How to calculate RCUs for strong
1. Round data up to nearest 4.
2. Divide data by 4
3. Times by number of reads
Here’s an example:
• 50 reads at 40KB per item. (40/4) x 50 = 500 RCUs
• 10 reads at 6KB per item. (8/4) x 10 = 20 RCUs
• 33 reads at 17KB per item. (20/4) x 33 = 132 RCUs
How to calculate RCUs for eventual
1. Round data up to nearest 4.
2. Divide data by 4
3. Times by number of reads
4. Divide final number by 2
5. Round up to the nearest whole number
Here’s an Example:
• 50 reads at 40KB per item. (40/4) x 50 / 2 = 250 RCUs
• 11 reads at 9KB per item. (12/4) x 11 / 2 = 17 RCUs
• 14 reads at 24KB per item. (24/4) x 14 / 2 = 35 RCUs
2. CALCULATING WRITES (WCU)
A write capacity unit represents:
• one write per second,
• for an item up to 1 KB
How to calculate Writes
1. Round data up to nearest 1.
2. Times by number of writes
Here’s an Example:
• 50 writes at 40KB per item. 40 x 50 = 2000 WCUs
• 11 writes at 1KB per item. 1 x 11 = 11 WCUs
• 18 writes at 500 BYTES per item. 1 x 18 = 18 WCUs
DynamoDB ACCELERATOR (DAX)
• DynamoDB Accelerator is a fully managed in-memory write through cache for DynamoDB that runs in a cluster
• Reads are Eventually Consistent
• Incoming requests are evenly distributed across all of the nodes in the cluster.

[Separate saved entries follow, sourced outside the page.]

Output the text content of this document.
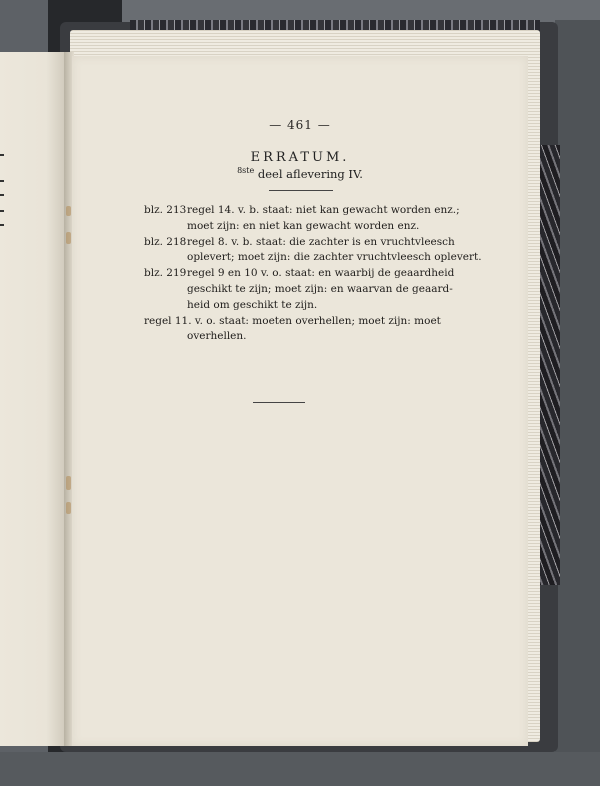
— 461 —
ERRATUM.
$^{8ste}$ deel aflevering IV.
blz. 213 regel 14. v. b. staat: niet kan gewacht worden enz.;
moet zijn: en niet kan gewacht worden enz.
blz. 218 regel 8. v. b. staat: die zachter is en vruchtvleesch
oplevert; moet zijn: die zachter vruchtvleesch oplevert.
blz. 219 regel 9 en 10 v. o. staat: en waarbij de geaardheid
geschikt te zijn; moet zijn: en waarvan de geaard-
heid om geschikt te zijn.
regel 11. v. o. staat: moeten overhellen; moet zijn: moet
overhellen.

• DAX can reduce read response times to microseconds
• DAX is IDEAL for:
• fastest response times possible
• apps that read a small number of items more frequently
• apps that are read intensive
• DAX is NOT IDEAL for:
• Apps that require strongly consistent reads
• Apps that do not require microsecond read response times
• Apps that are write intensive, or that do not perform much read activity
• If you don’t need DAX consider using ElastiCache
• DynamoDB supports transactions via the TransactWriteItems and TransactGetItems API calls.
• Transactions let you query multiple tables at once and are an all-or-nothing approach (all API calls must succeed).
• DynamoDB Global tables provide a fully managed solution for deploying multi-region, multi-master databases.
• DynamoDB Streams allows you to set up a Lambda function triggered every time data is modified in a table to react to changes. Streams do not consume RCUs.
• DynamoDB API’s most notable commands via CLI: aws dynamodb <command>
• aws dynamodb get-item returns a set of attributes for the item with the given primary key. If no matching item, then it does not return any data and there will be no Item element in the response.
• aws dynamodb put-item Creates a new item, or replaces an old item with a new item. If an item that has the same primary key as the new item already exists in the specified table, the new item completely replaces the existing item.
• aws dynamodb update-item Edits an existing item’s attributes, or adds a new item to the table if it does not already exist.
• aws dynamodb batch-get-item returns the attributes of one or more items from one or more tables. You identify requested items by primary key. A single operation can retrieve up to 16 MB of data, which can contain as many as 100 items.
• aws dynamodb batch-write-item puts or deletes multiple items in one or more tables. Can write up to 16 MB of data, which can comprise as many as 25 put or delete requests. Individual items to be written can be as large as 400 KB.
• aws dynamodb create-table adds a new table to your account. Table names must be unique within each Region.
• aws dynamodb update-table Modifies the provisioned throughput settings, global secondary indexes, or DynamoDB Streams settings for a given table.
• aws dynamodb delete-table operation deletes a table and all of its items.
• aws dynamodb transact-get-items is a synchronous operation that atomically retrieves multiple items from one or more tables (but not from indexes) in a single account and Region. Call can contain up to 25 objects. The aggregate size of the items in the transaction cannot exceed 4 MB.
• aws dynamodb transact-write-items a synchronous write operation that groups up to 25 action requests. These actions can target items in different tables, but not in different AWS accounts or Regions, and no two actions can target the same item.
• aws dynamodb query finds items based on primary key values. You can query table or secondary index that has a composite primary key.
• aws dynamodb scan returns one or more items and item attributes by accessing every item in a table or a secondary index.